Ergotron’s LX Desk Monitor is a well-regarded take on this idea. Its aluminum frame lets you comfortably move a VESA-compatible monitor in any direction and supports panels up to 34 inches and 25 pounds. When it’s hooked up, the arm can lift your screen up to 17.3 inches above a desk surface, pull it forward about 25 inches, tilt it 75 degrees and rotate or pan it a full 360 degrees. It’s fairly simple to set up, too, plus it comes with a 10-year warranty. Just note that if you’re a little over six feet tall, you should get the “Tall Pole” model instead. — J.D.
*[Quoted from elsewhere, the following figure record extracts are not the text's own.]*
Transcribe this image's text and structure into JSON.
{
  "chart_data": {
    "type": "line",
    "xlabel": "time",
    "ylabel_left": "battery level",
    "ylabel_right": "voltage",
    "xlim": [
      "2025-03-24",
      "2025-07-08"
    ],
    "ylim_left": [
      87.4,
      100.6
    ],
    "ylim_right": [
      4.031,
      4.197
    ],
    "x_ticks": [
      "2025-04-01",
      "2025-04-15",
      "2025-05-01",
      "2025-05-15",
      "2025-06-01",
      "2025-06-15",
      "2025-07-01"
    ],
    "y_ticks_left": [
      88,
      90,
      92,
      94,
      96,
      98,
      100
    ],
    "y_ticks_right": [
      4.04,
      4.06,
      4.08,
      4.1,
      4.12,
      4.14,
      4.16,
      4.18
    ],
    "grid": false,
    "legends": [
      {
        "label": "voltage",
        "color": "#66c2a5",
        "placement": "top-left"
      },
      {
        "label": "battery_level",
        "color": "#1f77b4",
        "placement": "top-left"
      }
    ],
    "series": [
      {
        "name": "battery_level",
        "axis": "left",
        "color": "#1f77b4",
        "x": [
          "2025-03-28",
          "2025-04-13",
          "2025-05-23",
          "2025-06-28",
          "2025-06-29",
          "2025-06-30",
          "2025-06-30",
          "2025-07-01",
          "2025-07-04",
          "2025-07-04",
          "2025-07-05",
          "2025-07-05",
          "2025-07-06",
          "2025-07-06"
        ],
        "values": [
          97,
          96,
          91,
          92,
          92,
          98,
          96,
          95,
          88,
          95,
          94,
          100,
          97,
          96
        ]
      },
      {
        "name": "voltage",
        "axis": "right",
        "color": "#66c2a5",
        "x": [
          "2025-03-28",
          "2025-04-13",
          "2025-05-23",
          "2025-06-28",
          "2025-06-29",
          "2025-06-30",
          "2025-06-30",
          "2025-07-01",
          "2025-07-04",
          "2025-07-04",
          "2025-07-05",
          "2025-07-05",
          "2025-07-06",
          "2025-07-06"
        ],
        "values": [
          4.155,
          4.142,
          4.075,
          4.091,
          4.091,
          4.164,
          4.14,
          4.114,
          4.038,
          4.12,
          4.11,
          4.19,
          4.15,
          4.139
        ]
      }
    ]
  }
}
A set of desktop speakers will make listening to music, playing video games and watching movies in your home office much more pleasurable than using the tinny speakers built into most monitors and laptops. Audioengine’s A1s deliver a nice mixture of sound quality and aesthetic appeal for just under $200 without taking up too much space. Because they’re on the smaller side at six inches tall, they don’t have the deepest bass response, but they still sound accurate and pleasingly balanced. The black and gray exposed driver look is stylish, and they can pair over Bluetooth in addition to traditional cables. If you do take the plunge, though, you should also look into buying a pair of speaker stands that angle the sound directly toward your ears.
Note that Audioengine sells a different version of the A1 that trades Bluetooth for WiFi, though it costs $30 extra. Another set, the A2+, goes for $269 but comes in more colors and offers more connection options like RCA and USB. And if money is less of an object, the HD3 and A5+ offer progressively richer sound as you go up the price ladder. — J.D.